Fed Says It Followed Interchange Law
The Federal Reserve Board has filed its appeal of U.S. District Judge Richard Leon's strongly worded July 31 decision gutting its debit interchange regulation.
The regulator argued that it had followed the law in requiring, for example, that debit issuers have two payment networks on each card and not just one and that the retailers who had filed the suit had misstated the law's requirement.
“The merchants’ insistence that the board should have required multiple routing options for each method of authentication enabled on a card, without regard to limitations imposed by consumers or merchants themselves, is based on a stilted reading of the statutory text and definitions, relies heavily upon an unreliable fragment of legislative
history, and ignores the substantial impact of the rule,” the Fed contended in its brief. “Even accepting that the merchants’ view represents one possible interpretation, it is not the best—and is certainly not the only—reading of the statute, which addresses only issuer and network restrictions on routing choice and is silent with respect to limitations caused by merchants or consumers. In these circumstances, the board’s reasonable interpretation must prevail,” the Fed argued.
The Fed also defended its looking at a broader view of costs when considering the cap on debit interchange, contending that a narrow definition of costs sought by retailers goes against the way Congress has used similar language and similar terms in the past.
The Fed also challenged the idea that it should have considered the intent of the amendment's sponsor, Sen.

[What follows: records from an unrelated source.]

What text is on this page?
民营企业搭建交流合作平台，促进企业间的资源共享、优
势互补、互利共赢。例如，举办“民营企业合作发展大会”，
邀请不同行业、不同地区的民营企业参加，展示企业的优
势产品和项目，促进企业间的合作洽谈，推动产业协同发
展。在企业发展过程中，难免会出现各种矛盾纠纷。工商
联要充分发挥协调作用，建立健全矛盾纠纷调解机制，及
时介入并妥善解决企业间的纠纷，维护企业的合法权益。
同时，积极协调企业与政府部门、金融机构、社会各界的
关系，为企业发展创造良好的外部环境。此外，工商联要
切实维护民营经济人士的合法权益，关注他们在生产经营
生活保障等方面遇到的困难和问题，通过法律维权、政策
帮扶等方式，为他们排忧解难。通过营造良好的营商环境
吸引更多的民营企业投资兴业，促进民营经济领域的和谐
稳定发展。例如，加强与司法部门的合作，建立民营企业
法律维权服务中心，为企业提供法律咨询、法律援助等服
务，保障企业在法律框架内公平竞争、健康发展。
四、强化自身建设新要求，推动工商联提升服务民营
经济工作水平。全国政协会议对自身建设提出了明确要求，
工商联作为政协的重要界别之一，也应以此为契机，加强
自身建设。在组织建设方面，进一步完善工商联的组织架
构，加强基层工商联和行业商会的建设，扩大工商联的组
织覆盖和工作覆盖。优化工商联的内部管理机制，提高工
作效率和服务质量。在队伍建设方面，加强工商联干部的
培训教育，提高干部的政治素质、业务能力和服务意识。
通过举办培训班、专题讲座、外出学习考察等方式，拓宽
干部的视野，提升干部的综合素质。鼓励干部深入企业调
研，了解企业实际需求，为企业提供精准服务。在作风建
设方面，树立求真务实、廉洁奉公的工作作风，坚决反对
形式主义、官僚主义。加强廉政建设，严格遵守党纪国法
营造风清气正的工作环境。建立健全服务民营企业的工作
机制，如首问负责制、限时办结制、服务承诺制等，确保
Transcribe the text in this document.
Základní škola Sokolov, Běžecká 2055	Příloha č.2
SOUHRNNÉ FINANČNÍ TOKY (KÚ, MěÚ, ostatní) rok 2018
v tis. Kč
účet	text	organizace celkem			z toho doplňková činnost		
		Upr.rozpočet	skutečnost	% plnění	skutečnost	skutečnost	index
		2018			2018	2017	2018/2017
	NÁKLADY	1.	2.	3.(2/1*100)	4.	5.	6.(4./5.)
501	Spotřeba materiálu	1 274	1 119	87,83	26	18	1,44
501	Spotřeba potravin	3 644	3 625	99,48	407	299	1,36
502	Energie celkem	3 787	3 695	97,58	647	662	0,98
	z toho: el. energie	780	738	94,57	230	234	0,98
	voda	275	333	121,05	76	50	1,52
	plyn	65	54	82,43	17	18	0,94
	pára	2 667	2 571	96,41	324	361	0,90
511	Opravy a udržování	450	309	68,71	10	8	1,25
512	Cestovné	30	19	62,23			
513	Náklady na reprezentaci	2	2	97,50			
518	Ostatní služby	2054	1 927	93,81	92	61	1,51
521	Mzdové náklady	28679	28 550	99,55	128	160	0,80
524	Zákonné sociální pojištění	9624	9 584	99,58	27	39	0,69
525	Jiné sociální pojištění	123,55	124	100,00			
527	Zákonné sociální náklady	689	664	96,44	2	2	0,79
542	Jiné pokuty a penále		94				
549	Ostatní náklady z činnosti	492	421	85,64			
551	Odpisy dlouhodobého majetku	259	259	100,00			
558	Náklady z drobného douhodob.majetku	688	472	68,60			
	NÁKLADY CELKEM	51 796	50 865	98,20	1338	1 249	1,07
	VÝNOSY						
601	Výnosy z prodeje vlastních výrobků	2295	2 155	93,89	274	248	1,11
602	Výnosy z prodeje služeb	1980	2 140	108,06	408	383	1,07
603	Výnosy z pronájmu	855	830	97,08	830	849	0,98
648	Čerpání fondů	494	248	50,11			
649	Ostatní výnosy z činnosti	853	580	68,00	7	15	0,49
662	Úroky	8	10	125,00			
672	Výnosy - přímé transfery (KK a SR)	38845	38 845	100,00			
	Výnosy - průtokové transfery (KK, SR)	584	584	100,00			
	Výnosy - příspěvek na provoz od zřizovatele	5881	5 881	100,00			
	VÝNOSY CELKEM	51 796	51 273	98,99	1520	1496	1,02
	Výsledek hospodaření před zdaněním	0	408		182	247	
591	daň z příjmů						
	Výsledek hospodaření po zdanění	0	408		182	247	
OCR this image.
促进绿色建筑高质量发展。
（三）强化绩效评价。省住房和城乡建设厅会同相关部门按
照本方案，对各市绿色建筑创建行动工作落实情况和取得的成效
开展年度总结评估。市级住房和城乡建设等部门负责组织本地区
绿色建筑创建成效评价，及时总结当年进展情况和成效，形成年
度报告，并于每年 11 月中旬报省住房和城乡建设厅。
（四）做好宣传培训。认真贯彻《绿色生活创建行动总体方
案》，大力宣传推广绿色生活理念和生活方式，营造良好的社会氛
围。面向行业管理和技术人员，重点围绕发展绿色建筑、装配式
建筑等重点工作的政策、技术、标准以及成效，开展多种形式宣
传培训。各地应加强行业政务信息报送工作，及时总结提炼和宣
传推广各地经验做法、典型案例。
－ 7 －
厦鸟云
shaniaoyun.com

Richard Durbin (D-Ill.), more than other legislators when interpreting the law.
“The board correctly determined that a single floor statement by the bill’s sponsor
cannot be used to trump the statutory language chosen by all of Congress, and properly considered the similarities and differences between debit transactions and check,” the Fed wrote.
A coalition of credit union and bank trade associations, including NAFCU and CUNA, also filed a brief in support of the appeal.
"The court's current ruling, if upheld, would have a disastrous effect on credit unions' capacity to ensure their 96 million members receive the services they need," wrote Carrie Hunt, NAFCU's general counsel.
No date has been set for oral arguments in the case. Attorneys for the retailers have until Nov. 20 to file their arguments.